Lynn Fontanne was born Lillie Louise Fontanne in Woodford, Essex, England on December 6, 1887. Her father was a French brass type founder named Jules Pierre Antoine Fontanne and her mother was an Irishwoman Frances Ellen Thornley. She had two sisters.
At the age of 10, she decided to become an actress after watching a country play in Woodford.
In 1902, at the age of 15, she started taking acting lessons from a great Shakespearean actress named Ellen Terry.
In 1903 she and Ellen Terry toured the country with the play ‘Alice Sit by the Fire’.

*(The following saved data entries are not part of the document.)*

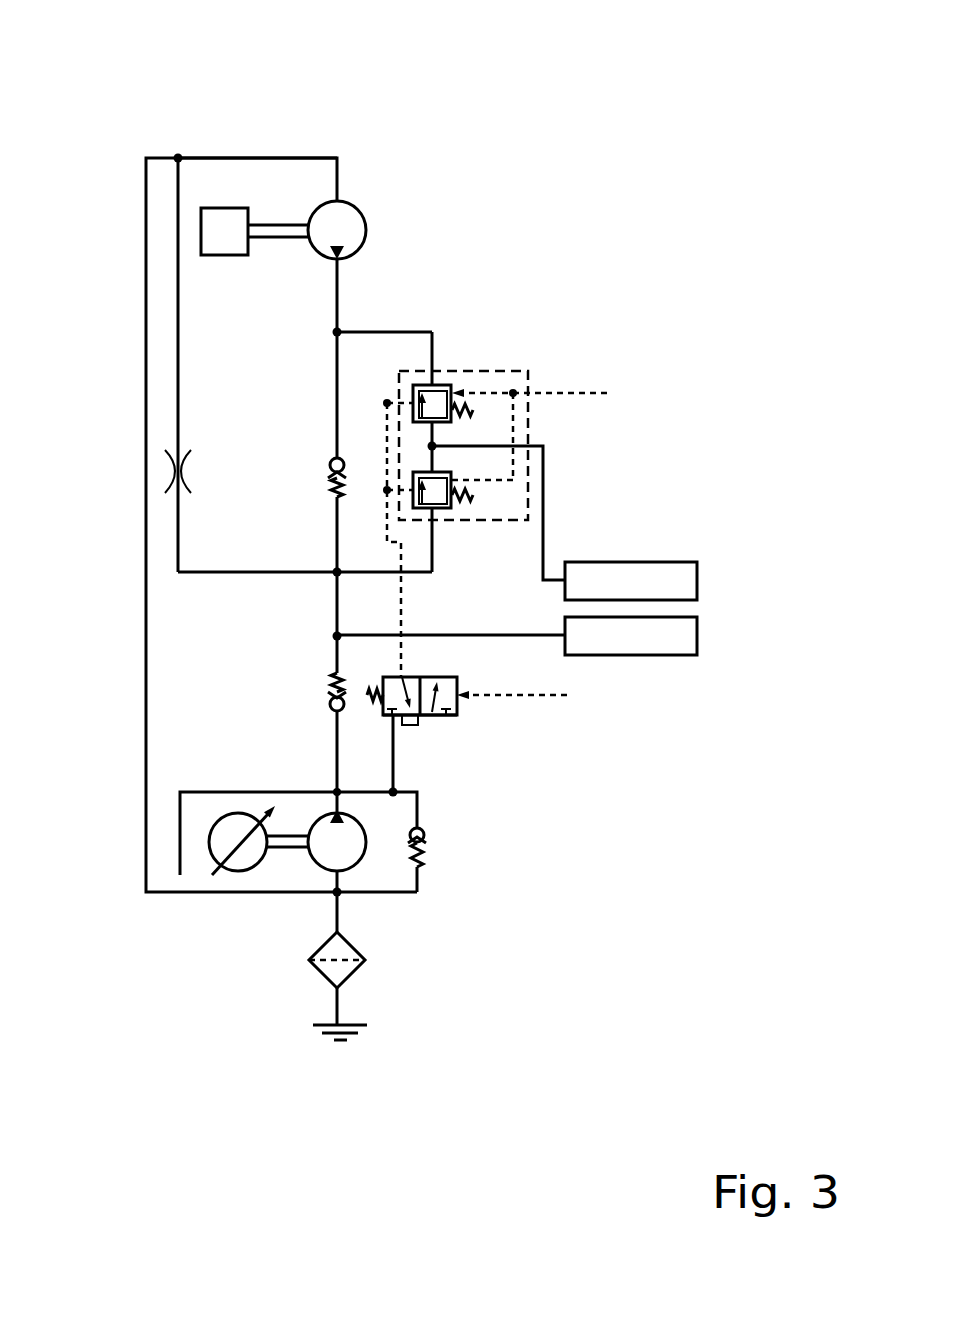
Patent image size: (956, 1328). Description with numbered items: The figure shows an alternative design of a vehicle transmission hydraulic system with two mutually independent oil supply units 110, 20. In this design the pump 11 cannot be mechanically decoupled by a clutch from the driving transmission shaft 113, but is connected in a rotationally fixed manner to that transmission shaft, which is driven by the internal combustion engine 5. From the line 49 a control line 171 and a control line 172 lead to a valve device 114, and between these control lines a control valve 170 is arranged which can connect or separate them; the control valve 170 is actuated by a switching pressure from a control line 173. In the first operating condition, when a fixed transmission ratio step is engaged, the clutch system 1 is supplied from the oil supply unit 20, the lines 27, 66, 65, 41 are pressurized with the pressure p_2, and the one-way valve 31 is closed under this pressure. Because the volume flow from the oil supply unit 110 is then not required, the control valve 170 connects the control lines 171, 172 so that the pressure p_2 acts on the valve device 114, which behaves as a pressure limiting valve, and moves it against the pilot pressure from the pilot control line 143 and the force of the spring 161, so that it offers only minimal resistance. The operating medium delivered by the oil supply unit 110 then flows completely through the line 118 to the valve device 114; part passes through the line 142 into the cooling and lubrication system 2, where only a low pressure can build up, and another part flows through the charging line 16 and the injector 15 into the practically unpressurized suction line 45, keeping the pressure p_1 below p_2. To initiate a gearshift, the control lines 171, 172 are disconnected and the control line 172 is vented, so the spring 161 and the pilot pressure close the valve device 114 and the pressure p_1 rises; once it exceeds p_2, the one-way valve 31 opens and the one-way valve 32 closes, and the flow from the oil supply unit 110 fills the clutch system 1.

The oil supply unit 110 is at (126, 129).
The internal combustion engine 5 is at (223, 232).
The transmission shaft 113 is at (280, 230).
The suction line 45 is at (312, 157).
The pump 11 is at (335, 228).
The line 118 is at (388, 330).
The charging line 16 is at (178, 405).
The injector 15 is at (163, 483).
The one-way valve 31 is at (310, 497).
The line 65 is at (337, 537).
The control line 172 is at (400, 595).
The line 66 is at (337, 642).
The one-way valve 32 is at (310, 703).
The line 27 is at (337, 740).
The line 49 is at (393, 893).
The oil supply unit 20 is at (145, 903).
The valve device 114 is at (480, 368).
The spring 161 is at (473, 412).
The pilot control line 143 is at (567, 393).
The line 142 is at (543, 560).
The cooling and lubrication system 2 is at (683, 580).
The clutch system 1 is at (683, 637).
The line 41 is at (490, 637).
The control line 173 is at (520, 700).
The control valve 170 is at (450, 725).
The control line 171 is at (397, 760).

She debuted as a professional actress in 1909 in the pantomime ‘Cinderella’ staged at the Drury Lane Theater, London.
In 1910 she made her debut appearance on the New York stage in the play ‘Mr. Preedy and the Countess’ at the ‘39th Street Theater’.

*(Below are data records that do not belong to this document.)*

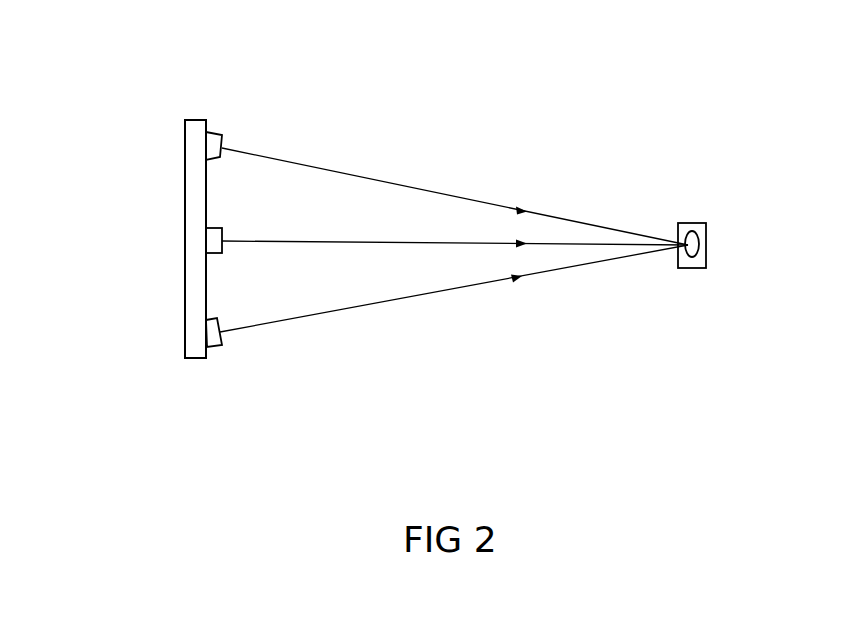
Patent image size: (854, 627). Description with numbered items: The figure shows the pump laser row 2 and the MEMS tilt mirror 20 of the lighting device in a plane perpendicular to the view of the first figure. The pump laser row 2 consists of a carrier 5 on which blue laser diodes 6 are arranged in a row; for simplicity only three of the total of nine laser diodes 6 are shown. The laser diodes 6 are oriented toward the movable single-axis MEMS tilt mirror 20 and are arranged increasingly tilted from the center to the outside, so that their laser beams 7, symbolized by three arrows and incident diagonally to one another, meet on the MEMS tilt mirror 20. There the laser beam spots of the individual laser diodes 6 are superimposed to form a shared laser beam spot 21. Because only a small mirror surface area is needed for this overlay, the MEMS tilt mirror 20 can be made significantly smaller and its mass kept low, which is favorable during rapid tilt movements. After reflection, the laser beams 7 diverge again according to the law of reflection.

The pump laser row 2 is at (191, 385).
The carrier 5 is at (206, 240).
The laser diode 6 is at (213, 133).
The laser beam 7 is at (382, 302).
The MEMS tilt mirror 20 is at (690, 205).
The shared laser beam spot 21 is at (692, 257).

She acted in the ‘The Harp of Life’ on the New York stage in 1916 and also in ‘Out There’, ‘The Taming of the Shrew’ and in George S. Kaufman’s ‘Someone in the House’.
In 1919 after completing a run on Kaufman and Marc Connelly’s ‘Dulcy’, she met Alfred Lunt at the backstage of the ‘New Amsterdam Theater’. They got married three years later and appeared together for the first time in 1923 in the play ‘Sweet Nell of Drury Lane’.
In 1924 both of them appeared in the play ‘The Guardsman’ which was a huge success and ran on the Broadway for 40 weeks.
Lynn Fontanne was nominated for the ‘Academy Award for the Best Actress’ in 1931 for ‘The Guardsman’.
She received the ‘Medal for Diction’ from the ‘American Academy of Arts and Letters’ in November, 1935.
She was awarded a ‘Doctor of Letters’ degree by the ‘Russell Sage College’ and a ‘Doctor of Humane Letters’ from the universities of New York, Yale and Dartmouth in 1950.
In 1959 she was nominated for ‘Tony Award’ for ‘Best Actress’ for her role in ‘The Visit’.
Lynn and Alfred received the ‘United States Freedom Medal’ Prize’ from President Johnson in 1964.